Question for PTGui users:
I’m attempting to stitch the interior of Hotel Blue in Sydney. The two opposing (east/west) shots of the interior have so much identical symmetry (like a mirror image!) the software thinks the opposing sides are the same image and assigns control points within the two sides as if they were the same shot and destroys the alignment of all of the previous images. Is there some way to lock down the control points for 4 or 5 of the images before adding the other shots that the software thinks are already in the pano and then manually add their control points?
I’ve tried everything I can think of: align 2, then 3, then 4… images, adding one at a time, but once I add the opposite side (east or west) it all goes crazy!
Ideas from the collective brain?
Felipe B. González: Adding points by hand should work. Don´t trust PtGui with complex repeating pattern carpets too.
Simon Nobes: With 2 adjacent images showing side by side in the control point editor, press Ctrl+Shift+G (in Windows, not sure of the equivalent in OSX) and PTGui will seek out and add CPs for just those two images.

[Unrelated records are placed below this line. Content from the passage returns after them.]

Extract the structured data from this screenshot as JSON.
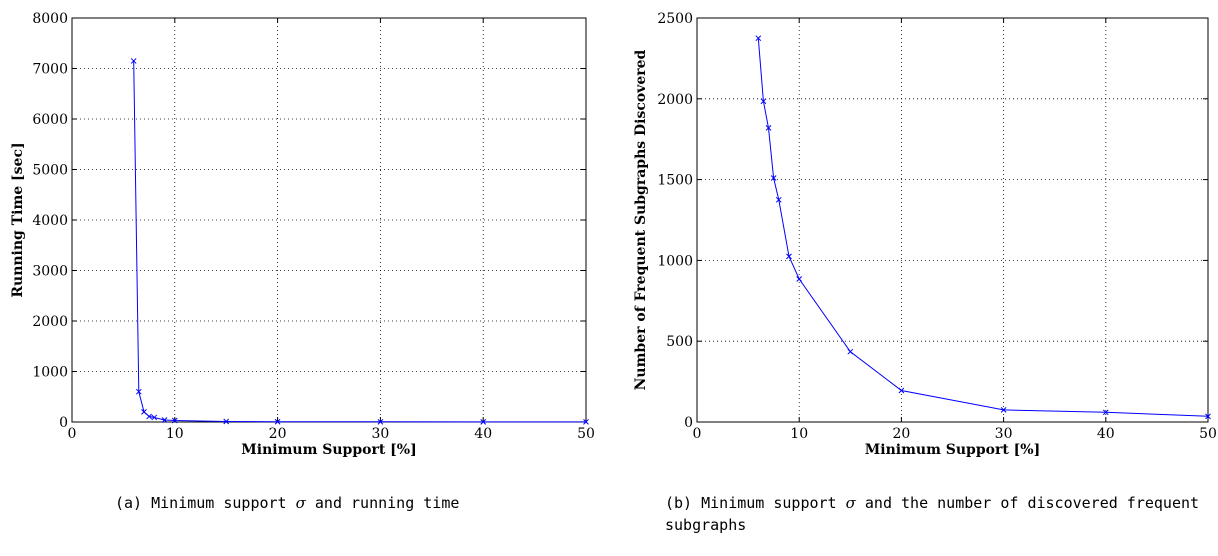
{
  "chart_data": [
    {
      "type": "line",
      "xlabel": "Minimum Support [%]",
      "ylabel": "Running Time [sec]",
      "xlim": [
        0,
        50
      ],
      "ylim": [
        0,
        8000
      ],
      "xticks": [
        0,
        10,
        20,
        30,
        40,
        50
      ],
      "yticks": [
        0,
        1000,
        2000,
        3000,
        4000,
        5000,
        6000,
        7000,
        8000
      ],
      "grid": true,
      "color": "#0000ff",
      "marker": "x",
      "x": [
        6,
        6.5,
        7,
        7.5,
        8,
        9,
        10,
        15,
        20,
        30,
        40,
        50
      ],
      "y": [
        7150,
        600,
        200,
        110,
        90,
        40,
        30,
        10,
        5,
        3,
        2,
        2
      ],
      "caption": {
        "prefix": "(a) Minimum support ",
        "symbol": "σ",
        "suffix": " and running time"
      }
    },
    {
      "type": "line",
      "xlabel": "Minimum Support [%]",
      "ylabel": "Number of Frequent Subgraphs Discovered",
      "xlim": [
        0,
        50
      ],
      "ylim": [
        0,
        2500
      ],
      "xticks": [
        0,
        10,
        20,
        30,
        40,
        50
      ],
      "yticks": [
        0,
        500,
        1000,
        1500,
        2000,
        2500
      ],
      "grid": true,
      "color": "#0000ff",
      "marker": "x",
      "x": [
        6,
        6.5,
        7,
        7.5,
        8,
        9,
        10,
        15,
        20,
        30,
        40,
        50
      ],
      "y": [
        2375,
        1985,
        1820,
        1510,
        1375,
        1025,
        885,
        435,
        195,
        75,
        60,
        35
      ],
      "caption": {
        "prefix": "(b) Minimum support ",
        "symbol": "σ",
        "suffix": " and the number of discovered frequent subgraphs"
      }
    }
  ]
}
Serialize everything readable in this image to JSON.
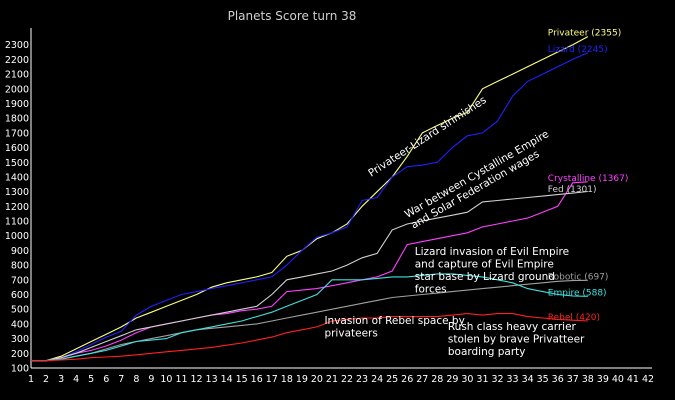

Rinse and repeat all the way round . . .
Thomas Bredenfeld: had this symmetry troubles in some projects. e.g. north and south were not really indentical, but enough to let ptgui go nuts. east and west were different. stitch was successful after skipping south first, generating CPs for the 1st 3 images (E,N,W) and then inserting the missing 4th image (S). pano can be seen here:
what also helps: do not generate CPs globally for the whole project, but progressing in pairs (1&2, 2&3, 3&4, 4&1) with »[menu] => controlpoints => generate controlpoints for selected images. no manual CP placement needed.
Cedric FrozenjaZz Simon: I often do what Simon Nobes recommends (Ctrl+Shif+G), but I also recently discovered that you can select an area with shift + click, you draw a rectangle in which you want control point to be placed, and PTGui tries to find matching points. Extremely useful for me who now only shoot hand held.
Simon Nobes: Yes Cedric FrozenjaZz Simon, that’s a trick I often use too but I’m thinking that PTGui needs the images to be fairly accurately aligned before it will work. I don’t know if you can expect much if you start with the Shift+click rectangle . . .
Pietro Madaschi: Be side using the control points etc, if you have the Pro version, you might find useful to modify the images parameters in Advanced Mode
In order to set up manually the proper direction of every image
Main Window: Image Parameters tab
This page contains a table where the parameters of each image can be edited numerically. It is visible only in Advanced mode.